As the U.S. and other developed economies enter the seventh year of expansion, the velocity of growth continues to be underwhelming yet resilient. We still expect the major economic data points to remain positive and generally trend higher, with leadership rotating from manufacturing to the consumer.
While the underlying fundamentals have not been a large concern so far, we know that recession fears can be self-fulfilling. If the declining equity market leads investors to delay spending, quarterly GDP can turn negative. It is easy to imagine the thinking in which someone considers to hold off on a large purchase because the markets had a lousy week. This may not be the most likely outcome, but it also can’t be ruled out as market volatility continues.
We do not believe the market decline is solely linked to oil, interest rates or China. There are excesses in areas of the bond market, such as high yield securities as well as over-extended lending in our own shadow banking world where we have non-bank lenders. Much of the excess is now out of the market and cooler emotions may be starting to prevail.
It’s important to remember that this is not 2008, and there was no evidence into last year of the kind of euphoria that typically ushers in bear markets.
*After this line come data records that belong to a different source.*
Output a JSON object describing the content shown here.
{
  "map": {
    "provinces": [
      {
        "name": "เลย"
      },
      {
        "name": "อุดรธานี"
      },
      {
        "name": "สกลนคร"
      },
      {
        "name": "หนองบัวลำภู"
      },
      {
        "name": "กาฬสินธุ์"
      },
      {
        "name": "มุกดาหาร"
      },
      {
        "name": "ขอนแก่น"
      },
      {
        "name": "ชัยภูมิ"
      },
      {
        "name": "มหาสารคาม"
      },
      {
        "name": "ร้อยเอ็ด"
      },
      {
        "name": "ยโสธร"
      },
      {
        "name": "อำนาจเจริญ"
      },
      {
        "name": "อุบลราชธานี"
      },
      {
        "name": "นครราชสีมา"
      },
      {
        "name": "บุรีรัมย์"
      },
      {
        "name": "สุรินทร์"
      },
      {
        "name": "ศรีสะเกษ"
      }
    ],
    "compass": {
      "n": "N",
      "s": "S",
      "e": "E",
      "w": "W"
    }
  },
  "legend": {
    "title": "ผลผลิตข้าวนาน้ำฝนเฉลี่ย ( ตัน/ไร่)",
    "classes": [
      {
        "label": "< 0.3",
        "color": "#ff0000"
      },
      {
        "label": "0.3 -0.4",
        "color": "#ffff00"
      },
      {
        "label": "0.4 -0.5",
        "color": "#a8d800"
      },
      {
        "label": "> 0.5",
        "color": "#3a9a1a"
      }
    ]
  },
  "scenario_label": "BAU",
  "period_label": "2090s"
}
We expect both the economy and the markets to march forward throughout 2016 with a positive tilt. We may be in for continued volatility as heightened sensitivities remain out of step with the underlying stability. Markets like this present a few buying opportunities when volatility strikes, although the most likely path to success is the less exciting one in which we continue to maintain positions in high quality companies for the long run.